The intellectual Madelene Sagstrom balances golf with the quest for knowledge LPGA


CLIFTON, NEW JERSEY | The best rounds look easy, almost effortless. That’s what fans saw at Upper Montclair Country Club on Saturday from 29-year-old Madelene Sagstrom. The Swede hit a 63 in Thursday’s Cognizant Founders Cup and followed that up with a 2-under-par 70 on Friday. But both looked like work. Saturday’s 5-under-par-67 Sagstrom shot – the lowest round on a wet and foggy day – looked as smooth as running water.

Starting three behind Minjee Lee, who had a 63 of her own on Friday, Sagstrom got off to a hot start with birdies at Nos. 1, 2 and 4. Then came a series of seemingly routine pars – fairways and greens with nice putts hit that catered for a player who says short putts are the strongest part of her game rolled into easy reach. The next birdie came at 12, the short par 5, where Sagstrom hit the green with two and two putts. She did the same on the par 5 14 – fairway, green and two putts for the birdie. She didn’t yawn, but only because the rain pushed up just enough air to keep everyone awake and moving.

The only hint of a possible bogey came on the difficult par-4 16th, where Sagstrom joined more than 50 percent of the field when he missed the narrow fairway. Wet rough made it virtually impossible to hold the elevated green. She hit a good shot that loosened to the back edge, but her pitch shot looked like it was going in the hole. The ball hit the right edge of the hole before rolling four feet past, a putt that Sagstrom made like a tap-in.
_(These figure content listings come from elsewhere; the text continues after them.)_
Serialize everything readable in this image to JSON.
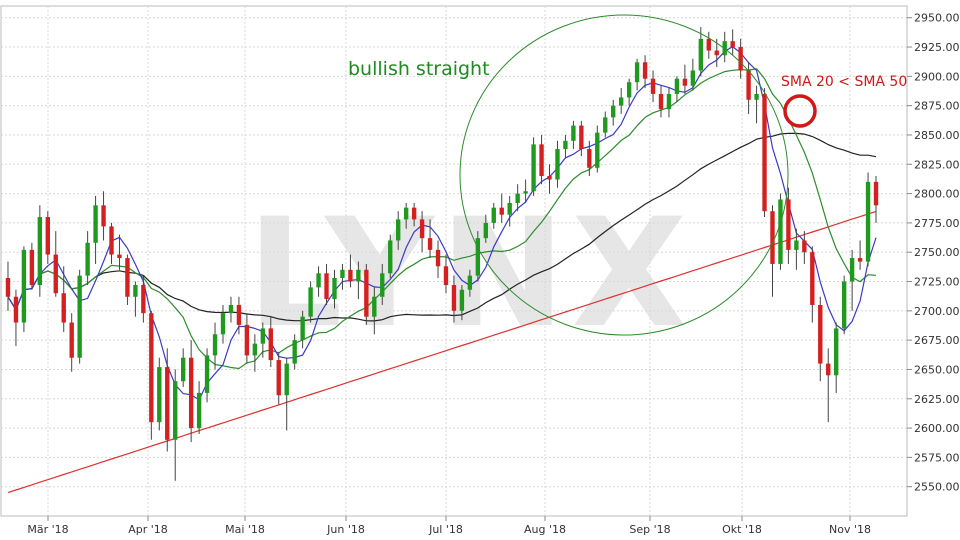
{
  "chart_data": {
    "type": "candlestick",
    "ylim": [
      2525,
      2960
    ],
    "grid": true,
    "x_labels": [
      "Mär '18",
      "Apr '18",
      "Mai '18",
      "Jun '18",
      "Jul '18",
      "Aug '18",
      "Sep '18",
      "Okt '18",
      "Nov '18"
    ],
    "y_ticks": [
      "2550.00",
      "2575.00",
      "2600.00",
      "2625.00",
      "2650.00",
      "2675.00",
      "2700.00",
      "2725.00",
      "2750.00",
      "2775.00",
      "2800.00",
      "2825.00",
      "2850.00",
      "2875.00",
      "2900.00",
      "2925.00",
      "2950.00"
    ],
    "colors": {
      "up": "#1f9a1f",
      "down": "#d42020",
      "sma20": "#3a3ac8",
      "sma50": "#2e8b2e",
      "sma100": "#222222",
      "sma200": "#e03030",
      "grid": "#d8d8d8",
      "watermark": "#e6e6e6"
    },
    "annotations": {
      "trend_label": "bullish straight",
      "cross_label": "SMA 20 < SMA 50"
    },
    "watermark": "LYNX",
    "candles": [
      [
        2728,
        2742,
        2700,
        2712
      ],
      [
        2712,
        2718,
        2670,
        2690
      ],
      [
        2690,
        2755,
        2682,
        2752
      ],
      [
        2752,
        2758,
        2718,
        2722
      ],
      [
        2722,
        2790,
        2712,
        2780
      ],
      [
        2780,
        2785,
        2740,
        2748
      ],
      [
        2748,
        2768,
        2712,
        2715
      ],
      [
        2715,
        2738,
        2682,
        2690
      ],
      [
        2690,
        2698,
        2648,
        2660
      ],
      [
        2660,
        2735,
        2655,
        2730
      ],
      [
        2730,
        2768,
        2722,
        2758
      ],
      [
        2758,
        2798,
        2740,
        2790
      ],
      [
        2790,
        2802,
        2760,
        2772
      ],
      [
        2772,
        2775,
        2740,
        2748
      ],
      [
        2748,
        2765,
        2735,
        2745
      ],
      [
        2745,
        2748,
        2705,
        2712
      ],
      [
        2712,
        2725,
        2695,
        2722
      ],
      [
        2722,
        2730,
        2690,
        2698
      ],
      [
        2698,
        2700,
        2590,
        2605
      ],
      [
        2605,
        2660,
        2598,
        2652
      ],
      [
        2652,
        2668,
        2580,
        2590
      ],
      [
        2590,
        2650,
        2555,
        2640
      ],
      [
        2640,
        2668,
        2635,
        2660
      ],
      [
        2660,
        2675,
        2588,
        2600
      ],
      [
        2600,
        2640,
        2595,
        2630
      ],
      [
        2630,
        2668,
        2622,
        2662
      ],
      [
        2662,
        2690,
        2650,
        2680
      ],
      [
        2680,
        2705,
        2672,
        2698
      ],
      [
        2698,
        2712,
        2690,
        2705
      ],
      [
        2705,
        2712,
        2680,
        2688
      ],
      [
        2688,
        2698,
        2655,
        2662
      ],
      [
        2662,
        2680,
        2648,
        2672
      ],
      [
        2672,
        2690,
        2660,
        2685
      ],
      [
        2685,
        2695,
        2652,
        2658
      ],
      [
        2658,
        2665,
        2620,
        2628
      ],
      [
        2628,
        2660,
        2598,
        2655
      ],
      [
        2655,
        2680,
        2650,
        2675
      ],
      [
        2675,
        2700,
        2668,
        2695
      ],
      [
        2695,
        2725,
        2690,
        2720
      ],
      [
        2720,
        2738,
        2712,
        2732
      ],
      [
        2732,
        2740,
        2705,
        2710
      ],
      [
        2710,
        2735,
        2702,
        2728
      ],
      [
        2728,
        2740,
        2718,
        2735
      ],
      [
        2735,
        2748,
        2720,
        2725
      ],
      [
        2725,
        2742,
        2710,
        2735
      ],
      [
        2735,
        2740,
        2688,
        2695
      ],
      [
        2695,
        2720,
        2680,
        2712
      ],
      [
        2712,
        2740,
        2705,
        2732
      ],
      [
        2732,
        2765,
        2728,
        2760
      ],
      [
        2760,
        2785,
        2752,
        2778
      ],
      [
        2778,
        2792,
        2770,
        2788
      ],
      [
        2788,
        2792,
        2772,
        2778
      ],
      [
        2778,
        2785,
        2750,
        2762
      ],
      [
        2762,
        2778,
        2745,
        2752
      ],
      [
        2752,
        2760,
        2728,
        2738
      ],
      [
        2738,
        2748,
        2715,
        2722
      ],
      [
        2722,
        2730,
        2690,
        2700
      ],
      [
        2700,
        2722,
        2692,
        2718
      ],
      [
        2718,
        2735,
        2712,
        2730
      ],
      [
        2730,
        2768,
        2725,
        2762
      ],
      [
        2762,
        2782,
        2758,
        2775
      ],
      [
        2775,
        2792,
        2770,
        2788
      ],
      [
        2788,
        2800,
        2775,
        2782
      ],
      [
        2782,
        2798,
        2772,
        2792
      ],
      [
        2792,
        2808,
        2785,
        2800
      ],
      [
        2800,
        2812,
        2792,
        2802
      ],
      [
        2802,
        2848,
        2798,
        2842
      ],
      [
        2842,
        2850,
        2808,
        2815
      ],
      [
        2815,
        2825,
        2800,
        2812
      ],
      [
        2812,
        2845,
        2805,
        2838
      ],
      [
        2838,
        2850,
        2830,
        2845
      ],
      [
        2845,
        2862,
        2838,
        2858
      ],
      [
        2858,
        2862,
        2832,
        2838
      ],
      [
        2838,
        2845,
        2815,
        2822
      ],
      [
        2822,
        2858,
        2818,
        2852
      ],
      [
        2852,
        2870,
        2848,
        2865
      ],
      [
        2865,
        2880,
        2858,
        2875
      ],
      [
        2875,
        2890,
        2868,
        2882
      ],
      [
        2882,
        2898,
        2875,
        2895
      ],
      [
        2895,
        2915,
        2888,
        2912
      ],
      [
        2912,
        2918,
        2890,
        2898
      ],
      [
        2898,
        2905,
        2878,
        2885
      ],
      [
        2885,
        2892,
        2865,
        2872
      ],
      [
        2872,
        2890,
        2865,
        2885
      ],
      [
        2885,
        2900,
        2878,
        2898
      ],
      [
        2898,
        2910,
        2885,
        2892
      ],
      [
        2892,
        2915,
        2888,
        2905
      ],
      [
        2905,
        2942,
        2900,
        2932
      ],
      [
        2932,
        2938,
        2915,
        2922
      ],
      [
        2922,
        2932,
        2908,
        2918
      ],
      [
        2918,
        2938,
        2912,
        2930
      ],
      [
        2930,
        2940,
        2918,
        2925
      ],
      [
        2925,
        2932,
        2898,
        2905
      ],
      [
        2905,
        2912,
        2868,
        2880
      ],
      [
        2880,
        2892,
        2860,
        2885
      ],
      [
        2885,
        2890,
        2780,
        2785
      ],
      [
        2785,
        2790,
        2712,
        2740
      ],
      [
        2740,
        2800,
        2735,
        2795
      ],
      [
        2795,
        2805,
        2740,
        2752
      ],
      [
        2752,
        2770,
        2735,
        2760
      ],
      [
        2760,
        2768,
        2740,
        2750
      ],
      [
        2750,
        2755,
        2690,
        2705
      ],
      [
        2705,
        2712,
        2640,
        2655
      ],
      [
        2655,
        2668,
        2605,
        2645
      ],
      [
        2645,
        2690,
        2630,
        2685
      ],
      [
        2685,
        2730,
        2680,
        2725
      ],
      [
        2725,
        2752,
        2700,
        2745
      ],
      [
        2745,
        2760,
        2735,
        2742
      ],
      [
        2742,
        2818,
        2738,
        2810
      ],
      [
        2810,
        2815,
        2775,
        2790
      ]
    ]
  }
}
Two routine pars to finish and she starts the final round with a shot off the lead and looking for her second career win.

“I think I had good numbers on the pins,” Sagstrom said. “When you have the perfect number, you can hit full shots and you don’t have to manipulate too much. That’s a nice confidence boost. And then I hit some really good putts. Hit a good putt on a one, hit a really good eagle putt on a two, and then I chip a four. Not sure if that counts, but it did count on the scorecard. Just a nice swing when you know you’re a bit ahead and you can just play golf for free.

“It’s just one of those rounds I’ve been looking for. It felt easy. It felt like I wasn’t trying, but I also didn’t worry too much if I missed a putt or overplayed it. I had a lot of good chances and my putter was hot at the beginning but then cooled down a bit but I didn’t get upset. It’s really nice to have those rounds under your belt. And I think that’s a big confidence boost to have with me tomorrow because the pressure will be higher tomorrow.”

As you watch Sagstrom hit towering tee shots and crisp, solid irons with a golf swing that should be on a bow in every golf coaching office, you wonder what could possibly be holding her back? This player looks like she should win every year and compete at all the majors.

Ask her what she thinks is holding her back and she hesitates. But there is an answer no one wants to admit. She’s smart, and not just in a college degree, and makes smart investments in a way. Sagstrom is the closest thing to an intellectual on the LPGA tour, a deeply curious, deep, honest reader who has just finished a book called The Chimp Paradox. It is a psychological concept developed by Professor Steve Peters that posits how to manipulate the chimpanzee in the brain of every human being. It is also one of many esoteric titles in Sagstrom’s library.

“I have to read nonfiction,” she said. “Because when I’m reading fiction, I can’t put it down and then suddenly I’m up all night.”

Brilliance is not always a disadvantage in golf. In Gee Chun is a mathematical genius and seems to be handling her mind as one would expect – methodically and logically. But Sagstrom will talk to you about everything from comparative philosophies of religion to the impact of Roman imperialism on modern governments. And that can be a problem.

As Byron Nelson helped Tom Watson with his game, Watson, who has an insatiable curiosity, kept asking question after question. Finally, Nelson said, “Tom, there are two kinds of golfers: those who need to know a little and those who need to know everything. What do you think is easier?”

“I think I want to know everything and then like to choose what I want to focus on,” Sagstrom said. “I like to know everything about my own game, especially just from my coach, but when I have it I like to choose what I believe. The more knowledge I have, the better I can be picky and figure out what works for me and what doesn’t work for me.”

Tiger Woods was like that. That was Annika. Dustin Johnson was the extreme opposite.

Where Sagstrom fits into that continuum is yet to be decided. Sunday at Founders might be a good place to find out.